Interpretable, Auditable machine learning for stock selection

While some objectives demand complexity, there are others that will suffer from it. Stock selection is one example. The recent technical publication in the JFDS from myself, David Tilles and Timothy Law strongly supports interpretable-AI, as a scalable alternative to factor-investing for stock selection in equities investment management. Our approach learns simple, interpretable investment rules, learning these rules using the non-linear power of a simple machine learning approach we explain in detail. The novelty is that it is simple, interpretable, scalable, and – we believe - could replace, and far exceed factor investing. We also anecdotally note that our interpretable-AI approach does almost as well as far more complex, black-boxes approaches we have experimented with over the years. This approach is simple, fully interpretable and transparent, and therefore auditable, able to be communicated to stakeholders without an advanced degree in Computer Science. It does not need XAI to explain it, as it can be directly interpreted.
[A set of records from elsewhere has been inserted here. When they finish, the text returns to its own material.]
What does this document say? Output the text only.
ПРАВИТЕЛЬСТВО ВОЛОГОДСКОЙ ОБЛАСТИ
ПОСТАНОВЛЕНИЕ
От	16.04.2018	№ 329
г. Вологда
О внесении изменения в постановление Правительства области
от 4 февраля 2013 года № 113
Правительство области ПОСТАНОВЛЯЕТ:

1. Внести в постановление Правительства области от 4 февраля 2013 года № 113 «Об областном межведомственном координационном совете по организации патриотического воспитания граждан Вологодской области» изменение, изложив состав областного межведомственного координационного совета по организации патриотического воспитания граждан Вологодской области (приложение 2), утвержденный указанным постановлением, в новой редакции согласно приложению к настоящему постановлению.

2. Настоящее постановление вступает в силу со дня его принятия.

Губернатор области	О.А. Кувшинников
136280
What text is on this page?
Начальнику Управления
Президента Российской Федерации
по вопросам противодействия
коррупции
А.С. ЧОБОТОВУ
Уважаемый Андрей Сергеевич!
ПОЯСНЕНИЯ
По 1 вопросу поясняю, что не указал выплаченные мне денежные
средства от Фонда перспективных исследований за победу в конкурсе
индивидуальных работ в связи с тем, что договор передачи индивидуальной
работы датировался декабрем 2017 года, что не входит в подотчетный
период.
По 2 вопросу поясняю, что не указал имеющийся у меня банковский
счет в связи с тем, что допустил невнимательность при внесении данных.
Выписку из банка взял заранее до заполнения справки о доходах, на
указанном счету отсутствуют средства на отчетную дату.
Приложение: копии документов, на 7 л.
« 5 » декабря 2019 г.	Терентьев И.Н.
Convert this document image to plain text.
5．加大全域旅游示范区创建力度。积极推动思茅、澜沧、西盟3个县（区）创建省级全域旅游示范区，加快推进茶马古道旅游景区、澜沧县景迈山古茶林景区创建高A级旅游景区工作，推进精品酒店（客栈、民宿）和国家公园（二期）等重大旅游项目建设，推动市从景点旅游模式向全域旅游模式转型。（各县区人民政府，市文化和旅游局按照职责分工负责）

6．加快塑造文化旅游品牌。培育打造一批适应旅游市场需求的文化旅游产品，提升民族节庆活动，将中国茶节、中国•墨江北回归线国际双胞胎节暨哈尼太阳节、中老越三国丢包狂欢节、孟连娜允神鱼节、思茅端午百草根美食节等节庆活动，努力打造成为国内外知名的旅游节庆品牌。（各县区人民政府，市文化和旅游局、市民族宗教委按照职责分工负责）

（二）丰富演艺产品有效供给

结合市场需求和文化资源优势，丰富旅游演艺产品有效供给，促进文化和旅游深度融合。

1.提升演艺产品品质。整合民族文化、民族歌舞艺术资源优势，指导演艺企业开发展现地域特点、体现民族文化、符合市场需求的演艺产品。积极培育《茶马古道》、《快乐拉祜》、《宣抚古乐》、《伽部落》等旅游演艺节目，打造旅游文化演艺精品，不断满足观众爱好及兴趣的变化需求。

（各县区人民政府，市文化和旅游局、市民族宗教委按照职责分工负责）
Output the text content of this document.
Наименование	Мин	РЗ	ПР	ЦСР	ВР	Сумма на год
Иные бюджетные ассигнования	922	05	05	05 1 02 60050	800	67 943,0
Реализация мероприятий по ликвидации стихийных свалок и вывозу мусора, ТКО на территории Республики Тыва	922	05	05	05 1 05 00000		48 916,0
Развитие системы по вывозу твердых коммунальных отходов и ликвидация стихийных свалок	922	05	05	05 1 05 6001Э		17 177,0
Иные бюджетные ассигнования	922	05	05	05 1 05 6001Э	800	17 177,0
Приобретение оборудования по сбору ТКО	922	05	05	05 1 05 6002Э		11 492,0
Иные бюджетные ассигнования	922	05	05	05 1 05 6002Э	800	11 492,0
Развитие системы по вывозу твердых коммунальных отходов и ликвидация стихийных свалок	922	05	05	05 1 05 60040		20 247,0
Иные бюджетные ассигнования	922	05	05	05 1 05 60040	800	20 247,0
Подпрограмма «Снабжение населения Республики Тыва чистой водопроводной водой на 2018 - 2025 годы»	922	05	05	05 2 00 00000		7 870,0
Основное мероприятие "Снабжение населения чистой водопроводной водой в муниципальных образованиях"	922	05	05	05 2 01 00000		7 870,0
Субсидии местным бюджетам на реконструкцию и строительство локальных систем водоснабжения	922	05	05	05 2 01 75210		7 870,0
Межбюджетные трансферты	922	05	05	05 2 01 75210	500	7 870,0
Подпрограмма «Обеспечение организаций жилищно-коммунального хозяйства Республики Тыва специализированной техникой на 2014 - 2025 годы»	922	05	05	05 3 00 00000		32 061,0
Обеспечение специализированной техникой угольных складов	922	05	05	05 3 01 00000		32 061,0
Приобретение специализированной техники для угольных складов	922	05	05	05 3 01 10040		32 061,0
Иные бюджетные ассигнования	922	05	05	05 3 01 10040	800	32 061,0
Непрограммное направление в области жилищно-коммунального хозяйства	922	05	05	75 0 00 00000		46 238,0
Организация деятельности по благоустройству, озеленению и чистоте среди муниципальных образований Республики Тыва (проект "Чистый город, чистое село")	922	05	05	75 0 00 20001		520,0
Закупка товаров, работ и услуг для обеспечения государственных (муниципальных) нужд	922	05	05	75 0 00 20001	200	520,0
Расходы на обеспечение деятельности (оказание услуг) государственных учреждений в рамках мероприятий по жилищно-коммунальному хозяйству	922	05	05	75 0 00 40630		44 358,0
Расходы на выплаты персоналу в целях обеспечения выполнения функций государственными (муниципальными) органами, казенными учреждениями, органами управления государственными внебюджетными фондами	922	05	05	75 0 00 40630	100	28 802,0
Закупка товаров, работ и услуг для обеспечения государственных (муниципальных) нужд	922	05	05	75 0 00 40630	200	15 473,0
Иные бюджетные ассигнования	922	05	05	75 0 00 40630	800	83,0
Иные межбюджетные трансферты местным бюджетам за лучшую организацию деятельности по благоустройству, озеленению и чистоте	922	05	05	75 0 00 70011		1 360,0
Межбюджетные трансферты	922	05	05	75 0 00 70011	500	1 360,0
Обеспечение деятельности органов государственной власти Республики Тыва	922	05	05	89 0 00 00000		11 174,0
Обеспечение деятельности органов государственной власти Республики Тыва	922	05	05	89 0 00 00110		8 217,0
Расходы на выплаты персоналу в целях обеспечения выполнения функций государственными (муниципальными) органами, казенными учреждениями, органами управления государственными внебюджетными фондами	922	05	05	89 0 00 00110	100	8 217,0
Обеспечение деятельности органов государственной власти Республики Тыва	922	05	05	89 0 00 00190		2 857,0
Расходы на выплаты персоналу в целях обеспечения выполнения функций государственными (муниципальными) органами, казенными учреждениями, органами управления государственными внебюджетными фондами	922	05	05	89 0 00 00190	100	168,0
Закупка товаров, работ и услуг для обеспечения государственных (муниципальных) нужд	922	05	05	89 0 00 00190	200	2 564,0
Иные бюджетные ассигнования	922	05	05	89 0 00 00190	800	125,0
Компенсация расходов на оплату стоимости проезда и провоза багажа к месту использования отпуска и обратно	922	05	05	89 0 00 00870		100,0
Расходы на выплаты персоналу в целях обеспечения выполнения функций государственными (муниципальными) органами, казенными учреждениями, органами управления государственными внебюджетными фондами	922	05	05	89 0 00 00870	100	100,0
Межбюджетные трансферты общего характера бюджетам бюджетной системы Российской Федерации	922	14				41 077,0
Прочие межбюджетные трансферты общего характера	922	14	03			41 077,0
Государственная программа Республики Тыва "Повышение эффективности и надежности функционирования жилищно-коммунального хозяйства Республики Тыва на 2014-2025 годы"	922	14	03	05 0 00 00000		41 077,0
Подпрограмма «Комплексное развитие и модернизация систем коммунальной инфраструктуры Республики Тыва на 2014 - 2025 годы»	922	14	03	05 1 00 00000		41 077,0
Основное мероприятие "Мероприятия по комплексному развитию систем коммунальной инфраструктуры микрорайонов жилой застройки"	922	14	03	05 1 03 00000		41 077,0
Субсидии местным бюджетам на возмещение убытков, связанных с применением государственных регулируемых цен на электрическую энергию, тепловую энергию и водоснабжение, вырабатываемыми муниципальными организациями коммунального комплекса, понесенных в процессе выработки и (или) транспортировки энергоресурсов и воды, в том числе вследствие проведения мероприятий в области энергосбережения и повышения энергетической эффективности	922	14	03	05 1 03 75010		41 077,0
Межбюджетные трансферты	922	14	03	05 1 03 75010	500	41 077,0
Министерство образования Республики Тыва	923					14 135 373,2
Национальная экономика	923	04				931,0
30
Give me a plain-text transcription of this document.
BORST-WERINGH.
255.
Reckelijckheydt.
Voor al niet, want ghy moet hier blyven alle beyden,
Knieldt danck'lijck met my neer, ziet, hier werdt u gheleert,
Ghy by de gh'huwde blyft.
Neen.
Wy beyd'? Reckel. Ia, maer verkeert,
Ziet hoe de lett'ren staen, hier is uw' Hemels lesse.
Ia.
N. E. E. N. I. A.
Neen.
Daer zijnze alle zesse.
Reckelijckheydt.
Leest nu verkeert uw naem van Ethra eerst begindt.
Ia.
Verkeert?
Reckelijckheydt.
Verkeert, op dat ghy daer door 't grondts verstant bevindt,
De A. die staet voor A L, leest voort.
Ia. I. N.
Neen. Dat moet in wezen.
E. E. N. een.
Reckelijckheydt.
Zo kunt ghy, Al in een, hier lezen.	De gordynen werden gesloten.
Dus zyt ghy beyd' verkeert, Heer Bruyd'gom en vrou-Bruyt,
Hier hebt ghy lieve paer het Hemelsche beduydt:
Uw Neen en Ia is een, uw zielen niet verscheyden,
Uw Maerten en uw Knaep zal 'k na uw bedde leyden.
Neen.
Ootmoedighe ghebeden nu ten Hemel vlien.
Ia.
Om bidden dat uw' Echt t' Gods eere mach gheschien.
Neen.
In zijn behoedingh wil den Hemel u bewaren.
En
Our motivation for revealing this IP was our long held belief that excessive complexity is not needed for stock selection, and in fact almost certainly harms it. In short, interpretability is paramount. Your alternative is the red herring of making things so complexity that you have use another complex approach to explain it. Where does it end?

One to the humans

The debate over explain or interpret is raging. $100s of millions are being spent on its research to support the machine learning surge we are seeing in the most forward thinking financial companies. As with any cutting edge technologies, we can expect false starts, blow ups, and wasted capital. But for now and the foreseeable future, the solution is interpretable-AI. Consider two truisms: explanations are generally needed for matters that are too complex; there is no need to explain something if it can readily be interpreted. In the future XAI will be better established and understood, and much more powerful. For now it is in its infancy, and it would take a brave investment manager to expose their firm and stakeholders to the chance of unacceptable levels of legal and regulatory risk. General purpose XAI does not currently provide a simple explanation, and as Einstein once said, “if you can’t explain it simply, you don’t understand it”.

 

[1] Although, please note that decision trees are terrible forecasting tools and typically over-fit to the data. Useful as a tool to understand what has happened in the past, but I would strongly advise against their use as forecasting tools.